As mentioned above, the case law to date in this area has required a clearly-evidenced physical injury in order for a passenger to succeed with a claim under Article 17, either caused by the accident itself or arising from a psychological trauma caused by the accident. The Opinion did not discuss case law in any detail: there were references to a number of ECJ decisions, but no consideration of their reasoning, and no reference to, for instance, the line of US authorities following Eastern Airlines Inc v Floyd (1991) 499 U.S. 530[3].

These US cases found that physical manifestations of PTSD (such as weight loss, anorexia, nausea, cramps, headaches, and panic attacks) were not bodily injury (or were purely psychic injury) and recovery was therefore denied.

One of the leading UK cases is King v Bristow Helicopters Ltd [2002] UKHL 7 in which the House of Lords considered whether a mental injury with no accompanying physical injury could fall within the scope of Article 17. The House of Lords found that a psychiatric condition developed by a passenger as a result of an air accident did not fall within the definition of ‘bodily injury’ but if the passenger could demonstrate a physical symptom (for example, a peptic ulcer or physical changes to the brain’s structure, as in these cases), then Article 17 would have been satisfied.

Conclusion

The Advocate General’s Opinion does seem to recognise that some of the leading cases in this area were decided 20 – 30 years ago and indeed part of his rationale focuses on the importance of mental health in modern society. The Opinion is not binding on the ECJ but the Court does generally follow such Opinions so it will be worth keeping an eye out for that judgment once handed down.
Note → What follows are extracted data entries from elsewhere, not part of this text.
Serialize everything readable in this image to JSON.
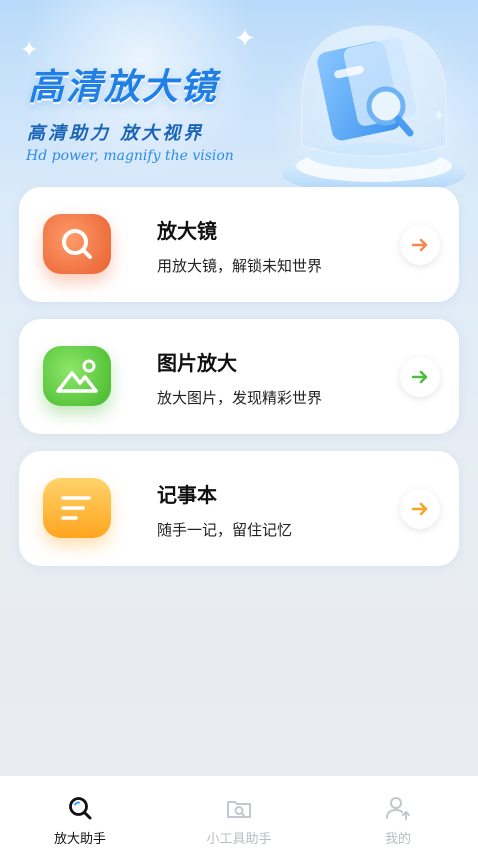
{
  "hero": {
    "title": "高清放大镜",
    "subtitle": "高清助力  放大视界",
    "tagline": "Hd power, magnify the vision"
  },
  "cards": [
    {
      "title": "放大镜",
      "desc": "用放大镜，解锁未知世界",
      "icon": "magnifier-icon",
      "color": "#f07a4a",
      "arrow_color": "#f2894f"
    },
    {
      "title": "图片放大",
      "desc": "放大图片，发现精彩世界",
      "icon": "image-icon",
      "color": "#5ccc3a",
      "arrow_color": "#4cbf3a"
    },
    {
      "title": "记事本",
      "desc": "随手一记，留住记忆",
      "icon": "note-icon",
      "color": "#ffb62e",
      "arrow_color": "#f5a623"
    }
  ],
  "tabs": [
    {
      "label": "放大助手",
      "icon": "search-icon",
      "active": true
    },
    {
      "label": "小工具助手",
      "icon": "camera-folder-icon",
      "active": false
    },
    {
      "label": "我的",
      "icon": "user-icon",
      "active": false
    }
  ],
  "colors": {
    "primary_text": "#111111",
    "inactive_tab": "#b8bcc4",
    "hero_blue": "#1f7fe6"
  }
}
One of the key concerns at the time of drafting Article 17 was the wish to prevent fraudulent compensation claims for mental injury, which was felt to be vague and difficult to prove. The Opinion attempts to dispel these concerns given two important caveats which must be proven by a passenger: (a) the mental injury must be established by a medical expert report; and (b) it must require medical treatment. The burden of proof is on the passenger and this, it is said, should guard against any fraudulent claims. Nevertheless, airlines and their insurers will be aware that this would be a further consumer-friendly development. Historically, courts deciding Montreal Convention cases have frequently followed a similar approach on issues of this nature, and it could result in re-litigation of this issue in other countries. We will report further in due course.